Was heute Spinne war, wird morgen Licht.
Augäpfel reifen, bis der Schlaf sie pflückt.
Ich esse die Orange nicht von deinen Fingerspitzen.

Man wird den Winter in die Sträucher legen.
Mit Weiß und Rot bespritzt ist sein Gesicht.
Die Hände winden sich zum Feuergruß.

So neigt sich das Gedächtnis in den Schlaf.
Vom Wellenglas getäuscht, trittst du zurück
und suchst sein Weiß, sein Rot im Gartenschnee.

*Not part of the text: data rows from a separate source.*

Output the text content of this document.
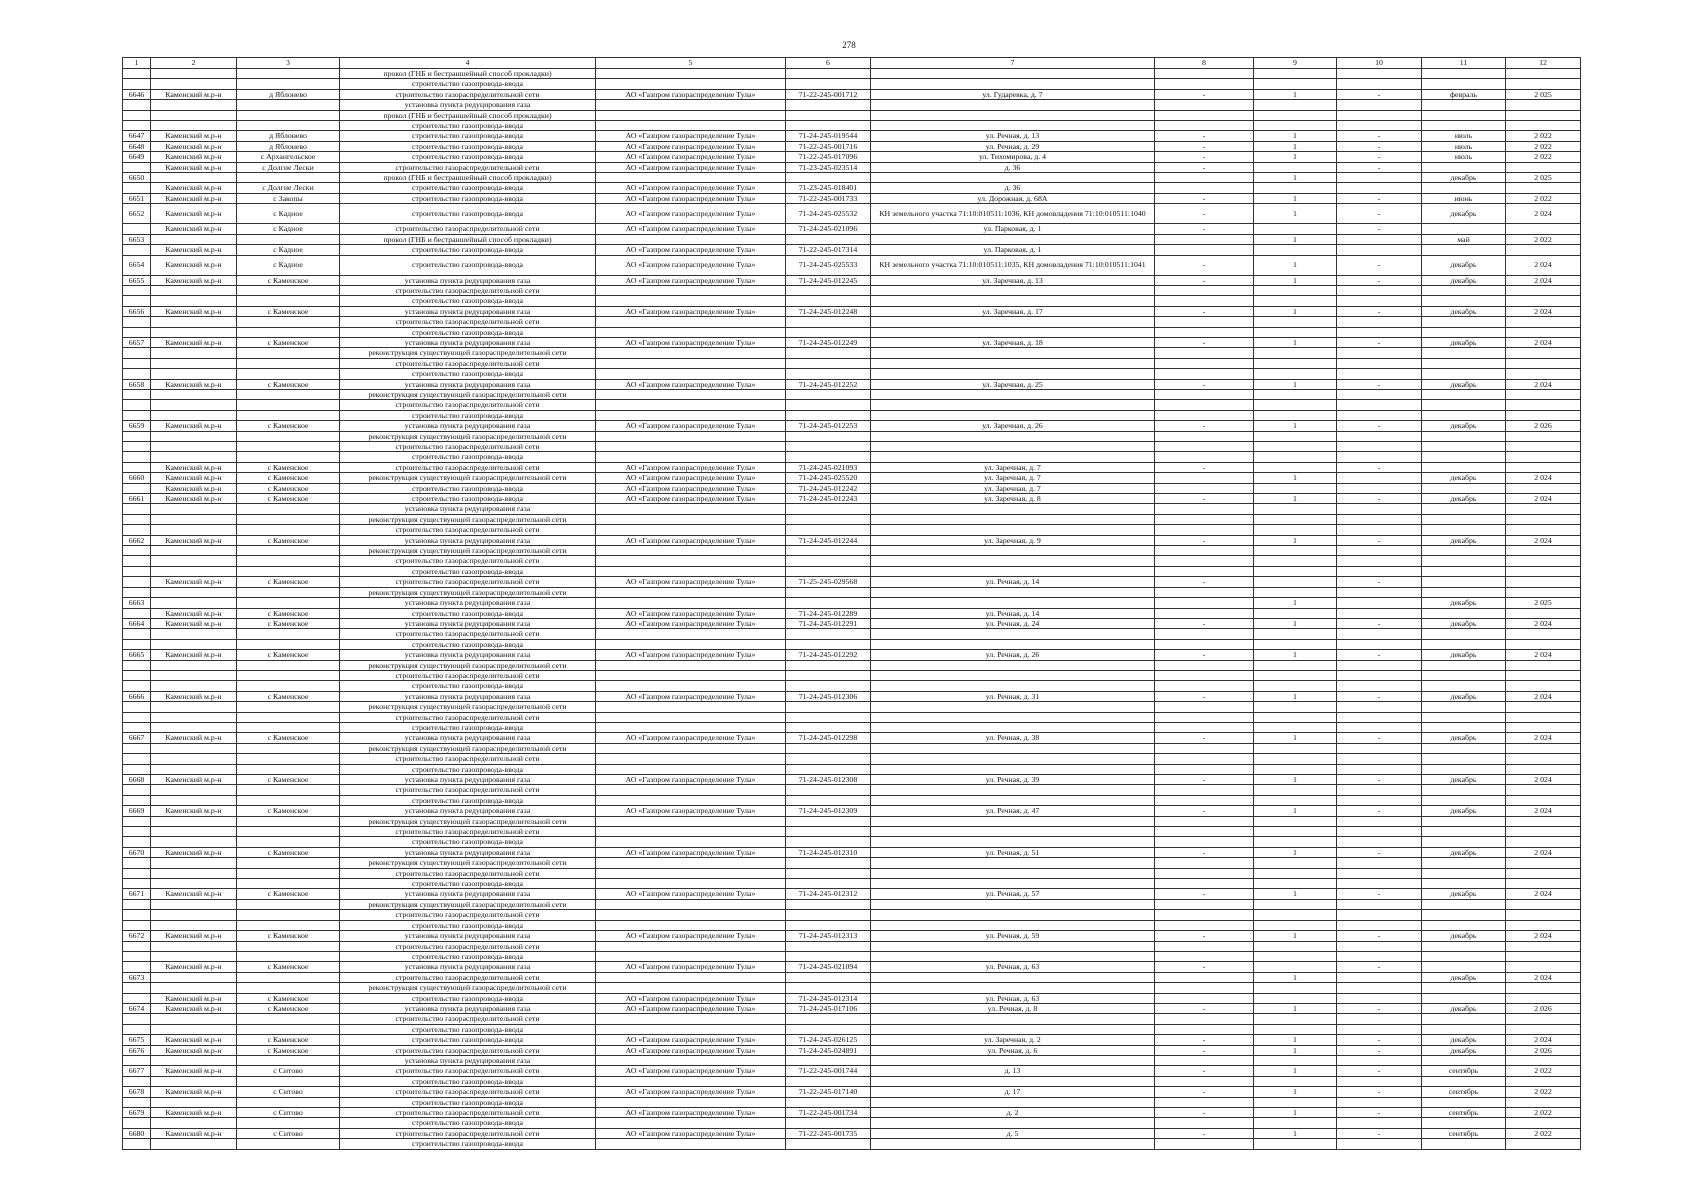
278
1	2	3	4	5	6	7	8	9	10	11	12
			прокол (ГНБ и бестраншейный способ прокладки)								
			строительство газопровода-ввода								
6646	Каменский м.р-н	д Яблонево	строительство газораспределительной сети	АО «Газпром газораспределение Тула»	71-22-245-001712	ул. Гударевка, д. 7	-	1	-	февраль	2 025
			установка пункта редуцирования газа								
			прокол (ГНБ и бестраншейный способ прокладки)								
			строительство газопровода-ввода								
6647	Каменский м.р-н	д Яблонево	строительство газопровода-ввода	АО «Газпром газораспределение Тула»	71-24-245-019544	ул. Речная, д. 13	-	1	-	июль	2 022
6648	Каменский м.р-н	д Яблонево	строительство газопровода-ввода	АО «Газпром газораспределение Тула»	71-22-245-001716	ул. Речная, д. 29	-	1	-	июль	2 022
6649	Каменский м.р-н	с Архангельское	строительство газопровода-ввода	АО «Газпром газораспределение Тула»	71-22-245-017096	ул. Тихомирова, д. 4	-	1	-	июль	2 022
	Каменский м.р-н	с Долгие Лески	строительство газораспределительной сети	АО «Газпром газораспределение Тула»	71-23-245-023514	д. 36	-		-		
6650			прокол (ГНБ и бестраншейный способ прокладки)					1		декабрь	2 025
	Каменский м.р-н	с Долгие Лески	строительство газопровода-ввода	АО «Газпром газораспределение Тула»	71-23-245-018401	д. 36					
6651	Каменский м.р-н	с Закопы	строительство газопровода-ввода	АО «Газпром газораспределение Тула»	71-22-245-001733	ул. Дорожная, д. 68А	-	1	-	июнь	2 022
6652	Каменский м.р-н	с Кадное	строительство газопровода-ввода	АО «Газпром газораспределение Тула»	71-24-245-025532	КН земельного участка 71:10:010511:1036, КН домовладения 71:10:010511:1040	-	1	-	декабрь	2 024
	Каменский м.р-н	с Кадное	строительство газораспределительной сети	АО «Газпром газораспределение Тула»	71-24-245-021096	ул. Парковая, д. 1	-		-		
6653			прокол (ГНБ и бестраншейный способ прокладки)					1		май	2 022
	Каменский м.р-н	с Кадное	строительство газопровода-ввода	АО «Газпром газораспределение Тула»	71-22-245-017314	ул. Парковая, д. 1					
6654	Каменский м.р-н	с Кадное	строительство газопровода-ввода	АО «Газпром газораспределение Тула»	71-24-245-025533	КН земельного участка 71:10:010511:1035, КН домовладения 71:10:010511:1041	-	1	-	декабрь	2 024
6655	Каменский м.р-н	с Каменское	установка пункта редуцирования газа	АО «Газпром газораспределение Тула»	71-24-245-012245	ул. Заречная, д. 13	-	1	-	декабрь	2 024
			строительство газораспределительной сети								
			строительство газопровода-ввода								
6656	Каменский м.р-н	с Каменское	установка пункта редуцирования газа	АО «Газпром газораспределение Тула»	71-24-245-012248	ул. Заречная, д. 17	-	1	-	декабрь	2 024
			строительство газораспределительной сети								
			строительство газопровода-ввода								
6657	Каменский м.р-н	с Каменское	установка пункта редуцирования газа	АО «Газпром газораспределение Тула»	71-24-245-012249	ул. Заречная, д. 18	-	1	-	декабрь	2 024
			реконструкция существующей газораспределительной сети								
			строительство газораспределительной сети								
			строительство газопровода-ввода								
6658	Каменский м.р-н	с Каменское	установка пункта редуцирования газа	АО «Газпром газораспределение Тула»	71-24-245-012252	ул. Заречная, д. 25	-	1	-	декабрь	2 024
			реконструкция существующей газораспределительной сети								
			строительство газораспределительной сети								
			строительство газопровода-ввода								
6659	Каменский м.р-н	с Каменское	установка пункта редуцирования газа	АО «Газпром газораспределение Тула»	71-24-245-012253	ул. Заречная, д. 26	-	1	-	декабрь	2 026
			реконструкция существующей газораспределительной сети								
			строительство газораспределительной сети								
			строительство газопровода-ввода								
	Каменский м.р-н	с Каменское	строительство газораспределительной сети	АО «Газпром газораспределение Тула»	71-24-245-021093	ул. Заречная, д. 7	-		-		
6660	Каменский м.р-н	с Каменское	реконструкция существующей газораспределительной сети	АО «Газпром газораспределение Тула»	71-24-245-025520	ул. Заречная, д. 7		1		декабрь	2 024
	Каменский м.р-н	с Каменское	строительство газопровода-ввода	АО «Газпром газораспределение Тула»	71-24-245-012242	ул. Заречная, д. 7					
6661	Каменский м.р-н	с Каменское	строительство газопровода-ввода	АО «Газпром газораспределение Тула»	71-24-245-012243	ул. Заречная, д. 8	-	1	-	декабрь	2 024
			установка пункта редуцирования газа								
			реконструкция существующей газораспределительной сети								
			строительство газораспределительной сети								
6662	Каменский м.р-н	с Каменское	установка пункта редуцирования газа	АО «Газпром газораспределение Тула»	71-24-245-012244	ул. Заречная, д. 9	-	1	-	декабрь	2 024
			реконструкция существующей газораспределительной сети								
			строительство газораспределительной сети								
			строительство газопровода-ввода								
	Каменский м.р-н	с Каменское	строительство газораспределительной сети	АО «Газпром газораспределение Тула»	71-25-245-029568	ул. Речная, д. 14	-		-		
			реконструкция существующей газораспределительной сети								
6663			установка пункта редуцирования газа					1		декабрь	2 025
	Каменский м.р-н	с Каменское	строительство газопровода-ввода	АО «Газпром газораспределение Тула»	71-24-245-012289	ул. Речная, д. 14					
6664	Каменский м.р-н	с Каменское	установка пункта редуцирования газа	АО «Газпром газораспределение Тула»	71-24-245-012291	ул. Речная, д. 24	-	1	-	декабрь	2 024
			строительство газораспределительной сети								
			строительство газопровода-ввода								
6665	Каменский м.р-н	с Каменское	установка пункта редуцирования газа	АО «Газпром газораспределение Тула»	71-24-245-012292	ул. Речная, д. 26	-	1	-	декабрь	2 024
			реконструкция существующей газораспределительной сети								
			строительство газораспределительной сети								
			строительство газопровода-ввода								
6666	Каменский м.р-н	с Каменское	установка пункта редуцирования газа	АО «Газпром газораспределение Тула»	71-24-245-012306	ул. Речная, д. 31	-	1	-	декабрь	2 024
			реконструкция существующей газораспределительной сети								
			строительство газораспределительной сети								
			строительство газопровода-ввода								
6667	Каменский м.р-н	с Каменское	установка пункта редуцирования газа	АО «Газпром газораспределение Тула»	71-24-245-012298	ул. Речная, д. 38	-	1	-	декабрь	2 024
			реконструкция существующей газораспределительной сети								
			строительство газораспределительной сети								
			строительство газопровода-ввода								
6668	Каменский м.р-н	с Каменское	установка пункта редуцирования газа	АО «Газпром газораспределение Тула»	71-24-245-012308	ул. Речная, д. 39	-	1	-	декабрь	2 024
			строительство газораспределительной сети								
			строительство газопровода-ввода								
6669	Каменский м.р-н	с Каменское	установка пункта редуцирования газа	АО «Газпром газораспределение Тула»	71-24-245-012309	ул. Речная, д. 47	-	1	-	декабрь	2 024
			реконструкция существующей газораспределительной сети								
			строительство газораспределительной сети								
			строительство газопровода-ввода								
6670	Каменский м.р-н	с Каменское	установка пункта редуцирования газа	АО «Газпром газораспределение Тула»	71-24-245-012310	ул. Речная, д. 51	-	1	-	декабрь	2 024
			реконструкция существующей газораспределительной сети								
			строительство газораспределительной сети								
			строительство газопровода-ввода								
6671	Каменский м.р-н	с Каменское	установка пункта редуцирования газа	АО «Газпром газораспределение Тула»	71-24-245-012312	ул. Речная, д. 57	-	1	-	декабрь	2 024
			реконструкция существующей газораспределительной сети								
			строительство газораспределительной сети								
			строительство газопровода-ввода								
6672	Каменский м.р-н	с Каменское	установка пункта редуцирования газа	АО «Газпром газораспределение Тула»	71-24-245-012313	ул. Речная, д. 59	-	1	-	декабрь	2 024
			строительство газораспределительной сети								
			строительство газопровода-ввода								
	Каменский м.р-н	с Каменское	установка пункта редуцирования газа	АО «Газпром газораспределение Тула»	71-24-245-021094	ул. Речная, д. 63	-		-		
6673			строительство газораспределительной сети					1		декабрь	2 024
			реконструкция существующей газораспределительной сети								
	Каменский м.р-н	с Каменское	строительство газопровода-ввода	АО «Газпром газораспределение Тула»	71-24-245-012314	ул. Речная, д. 63					
6674	Каменский м.р-н	с Каменское	установка пункта редуцирования газа	АО «Газпром газораспределение Тула»	71-24-245-017106	ул. Речная, д. 8	-	1	-	декабрь	2 026
			строительство газораспределительной сети								
			строительство газопровода-ввода								
6675	Каменский м.р-н	с Каменское	строительство газопровода-ввода	АО «Газпром газораспределение Тула»	71-24-245-026125	ул. Заречная, д. 2	-	1	-	декабрь	2 024
6676	Каменский м.р-н	с Каменское	строительство газораспределительной сети	АО «Газпром газораспределение Тула»	71-24-245-024891	ул. Речная, д. 6	-	1	-	декабрь	2 026
			установка пункта редуцирования газа								
6677	Каменский м.р-н	с Ситово	строительство газораспределительной сети	АО «Газпром газораспределение Тула»	71-22-245-001744	д. 13	-	1	-	сентябрь	2 022
			строительство газопровода-ввода								
6678	Каменский м.р-н	с Ситово	строительство газораспределительной сети	АО «Газпром газораспределение Тула»	71-22-245-017140	д. 17	-	1	-	сентябрь	2 022
			строительство газопровода-ввода								
6679	Каменский м.р-н	с Ситово	строительство газораспределительной сети	АО «Газпром газораспределение Тула»	71-22-245-001734	д. 2	-	1	-	сентябрь	2 022
			строительство газопровода-ввода								
6680	Каменский м.р-н	с Ситово	строительство газораспределительной сети	АО «Газпром газораспределение Тула»	71-22-245-001735	д. 5	-	1	-	сентябрь	2 022
			строительство газопровода-ввода								
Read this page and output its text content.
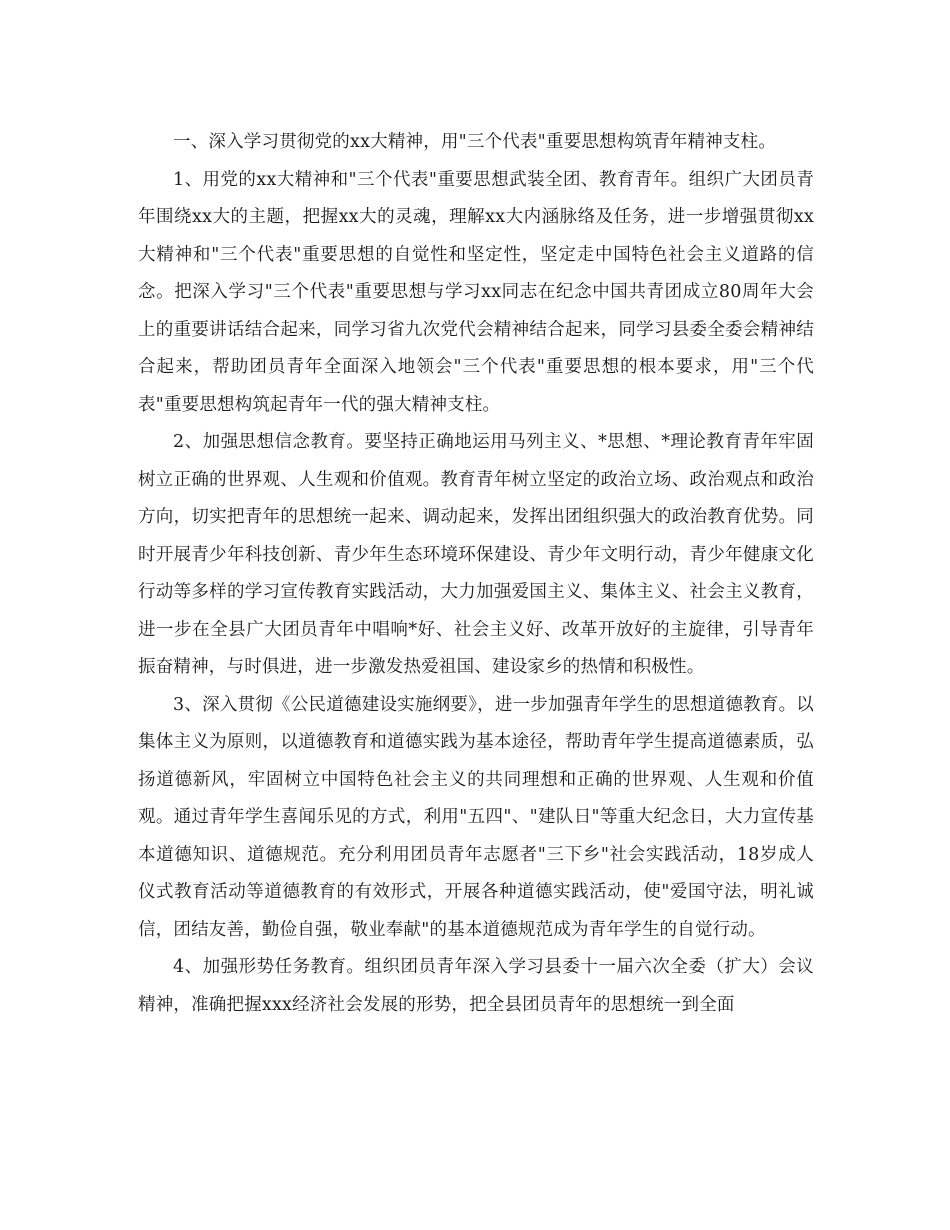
一、深入学习贯彻党的xx大精神，用"三个代表"重要思想构筑青年精神支柱。

1、用党的xx大精神和"三个代表"重要思想武装全团、教育青年。组织广大团员青年围绕xx大的主题，把握xx大的灵魂，理解xx大内涵脉络及任务，进一步增强贯彻xx大精神和"三个代表"重要思想的自觉性和坚定性，坚定走中国特色社会主义道路的信念。把深入学习"三个代表"重要思想与学习xx同志在纪念中国共青团成立80周年大会上的重要讲话结合起来，同学习省九次党代会精神结合起来，同学习县委全委会精神结合起来，帮助团员青年全面深入地领会"三个代表"重要思想的根本要求，用"三个代表"重要思想构筑起青年一代的强大精神支柱。

2、加强思想信念教育。要坚持正确地运用马列主义、*思想、*理论教育青年牢固树立正确的世界观、人生观和价值观。教育青年树立坚定的政治立场、政治观点和政治方向，切实把青年的思想统一起来、调动起来，发挥出团组织强大的政治教育优势。同时开展青少年科技创新、青少年生态环境环保建设、青少年文明行动，青少年健康文化行动等多样的学习宣传教育实践活动，大力加强爱国主义、集体主义、社会主义教育，进一步在全县广大团员青年中唱响*好、社会主义好、改革开放好的主旋律，引导青年振奋精神，与时俱进，进一步激发热爱祖国、建设家乡的热情和积极性。

3、深入贯彻《公民道德建设实施纲要》，进一步加强青年学生的思想道德教育。以集体主义为原则，以道德教育和道德实践为基本途径，帮助青年学生提高道德素质，弘扬道德新风，牢固树立中国特色社会主义的共同理想和正确的世界观、人生观和价值观。通过青年学生喜闻乐见的方式，利用"五四"、"建队日"等重大纪念日，大力宣传基本道德知识、道德规范。充分利用团员青年志愿者"三下乡"社会实践活动，18岁成人仪式教育活动等道德教育的有效形式，开展各种道德实践活动，使"爱国守法，明礼诚信，团结友善，勤俭自强，敬业奉献"的基本道德规范成为青年学生的自觉行动。

4、加强形势任务教育。组织团员青年深入学习县委十一届六次全委（扩大）会议精神，准确把握xxx经济社会发展的形势，把全县团员青年的思想统一到全面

Und Zäune innen, dornenlichtbedeckt,
darüber blickt ein Nachbarkind, ein Greis;
ein Hauch genügt, und sie sind schneeverweht.

Verona Bratesch
aus: „Außerhalb des Kreises“

Erforschung

Wie sehne ich mich nach dir, neuer Erdteil!
Wie habe ich Angst vor dir, Unbekannter!
So windet sich zwischen Sehnsucht und Angst
das gewitterfrohe, gewitterfürchtende Herz.
Ja, es gäbe noch viel mehr zu wagen, zu fürchten.
Einmal ist’s Schwung, ein andermal Heimweh;
ist man denn nicht ein Samen mit fliegender Wurzel?
Oder ein Blatt, dessen Zweig man verlor?